As per FWI's objectives and key results for 2024, the key objective for the R&D Department in 2024 is to “Conduct studies and exploratory programs to inform future programs to scale”. Aligned with this objective, the following key results (KR’s) have been set for 2024:


  • KR 2.1: 1 study completed to inform new strategies to improve fish welfare.

  • KR 2.2: 1 study completed to inform viable strategies for cost-effective scale-up of ARA.

  • KR 2.3: 1 exploratory program initiated and undergoing monitoring to inform decisions around scale-up.

  • KR 2.4: 1 welfare assessment protocol developed and ready to use as a key monitoring and evaluation tool.


Work conducted as part of KR 2.1 and KR 2.3 helps to inform new programs, with the potential for scale considered from the outset. For KR 2.1, studies will help inform decisions about potential programs (or components of programs) we could consider rolling out in the future. KR 2.3 is almost a “flipped” version of this – we will initiate an exploratory program on a small scale, which we will study to inform if it’s worthwhile expanding in the future.


Work conducted as part of KR 2.2 helps to inform strategies for scaling our existing program (i.e. the ARA). Any ARA-related study that the R&D Department conducts as part of KR 2.2 will be directly related to changing the model such that the ARA is considered more scalable. This differs from work that the ARA will do as part of their own KR 3.3 (“strategies tested to improve existing ARA program”), which will focus on improving the current model, but not from the scalability perspective (refer to our recent blog from November to see how the ARA intends to place greater focus on innovation in 2024).


We have shortlisted a number of studies and exploratory programs to work on in 2024 as part of KRs 2.1, 2.2 and 2.3. We are currently conducting exploratory work to understand which of these ideas we should prioritize.  We will publish more about our specific plans early in 2024, and commit to sharing regular progress updates throughout the year.


All studies and exploratory programs conducted under KRs 2.1, 2.2 and 2.3 are intended to either directly improve the lives of fishes (exploratory programs) or provide information about interventions we could roll out in the future to improve the lives of fishes (studies). Work conducted as part of KR 2.4 would not directly improve the lives of fishes; rather, it would allow us to better understand if our programming is actually improving the lives of fishes.

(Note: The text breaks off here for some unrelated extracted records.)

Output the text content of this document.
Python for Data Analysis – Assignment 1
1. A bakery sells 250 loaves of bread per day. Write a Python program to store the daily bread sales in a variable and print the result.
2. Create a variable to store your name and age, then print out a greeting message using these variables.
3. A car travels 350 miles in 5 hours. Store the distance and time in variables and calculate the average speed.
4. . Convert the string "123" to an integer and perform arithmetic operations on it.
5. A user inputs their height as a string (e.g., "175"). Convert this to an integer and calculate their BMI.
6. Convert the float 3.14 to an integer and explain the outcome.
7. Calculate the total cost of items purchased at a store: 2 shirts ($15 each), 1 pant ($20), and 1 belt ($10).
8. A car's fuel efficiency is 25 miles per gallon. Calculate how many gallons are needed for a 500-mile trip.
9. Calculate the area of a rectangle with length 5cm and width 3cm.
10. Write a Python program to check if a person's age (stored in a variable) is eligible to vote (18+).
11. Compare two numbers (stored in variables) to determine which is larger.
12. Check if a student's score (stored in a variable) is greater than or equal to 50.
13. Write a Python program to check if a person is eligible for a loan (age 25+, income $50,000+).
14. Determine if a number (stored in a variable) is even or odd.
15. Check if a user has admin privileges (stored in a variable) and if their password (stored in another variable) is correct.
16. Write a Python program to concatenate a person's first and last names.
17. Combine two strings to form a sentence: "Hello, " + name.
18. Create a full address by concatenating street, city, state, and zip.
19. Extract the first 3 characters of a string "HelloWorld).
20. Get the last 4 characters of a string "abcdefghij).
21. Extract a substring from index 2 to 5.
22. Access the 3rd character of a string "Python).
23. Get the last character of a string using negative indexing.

Currently, FWI uses water quality parameters as a proxy for fish welfare, with the assumption being that if water quality is poor, fishes suffer. Having a welfare assessment protocol would allow us to (i) understand welfare needs more objectively, and (ii) more objectively assess our impact.


FWI staff members Sanjay and Sai taking water quality measurements, which we currently use as a proxy for fish welfare. A welfare assessment protocol, as is one of our goals to develop in 2024, would help us assess to what extent this proxy is accurate.

The idea is to create a welfare assessment protocol that is practical, feasible and inexpensive, and to utilize this at all farms. For new farms that FWI may approach in the future, this welfare assessment would be conducted before we commit to supporting the farmer, helping us to more objectively understand to what extent welfare is a concern at the given farm.


This could be important for improving FWI’s impact and cost-effectiveness—we can’t have an impact at farms at which welfare issues are not addressable by us, so resources should be prioritized towards farms where issues a) are severe, and b) are solvable. For farms already supported by the ARA (or any other future program) this welfare assessment could be conducted periodically to assess progress.


Given the key purpose for this welfare assessment protocol – to assess all farms periodically so we can assess impact over time – it’s critical that the protocol is considered feasible to conduct at scale, practical to be conducted by non-technical personnel, inexpensive on a farm-by-farm basis, and sufficiently informative to help FWI with decision-making.


We’re hopeful that these plans, coupled with the increased level of rigor we believe we are now able to execute them with, will make 2024 our most promising year yet for developing cost effective interventions to improve farmed fish welfare.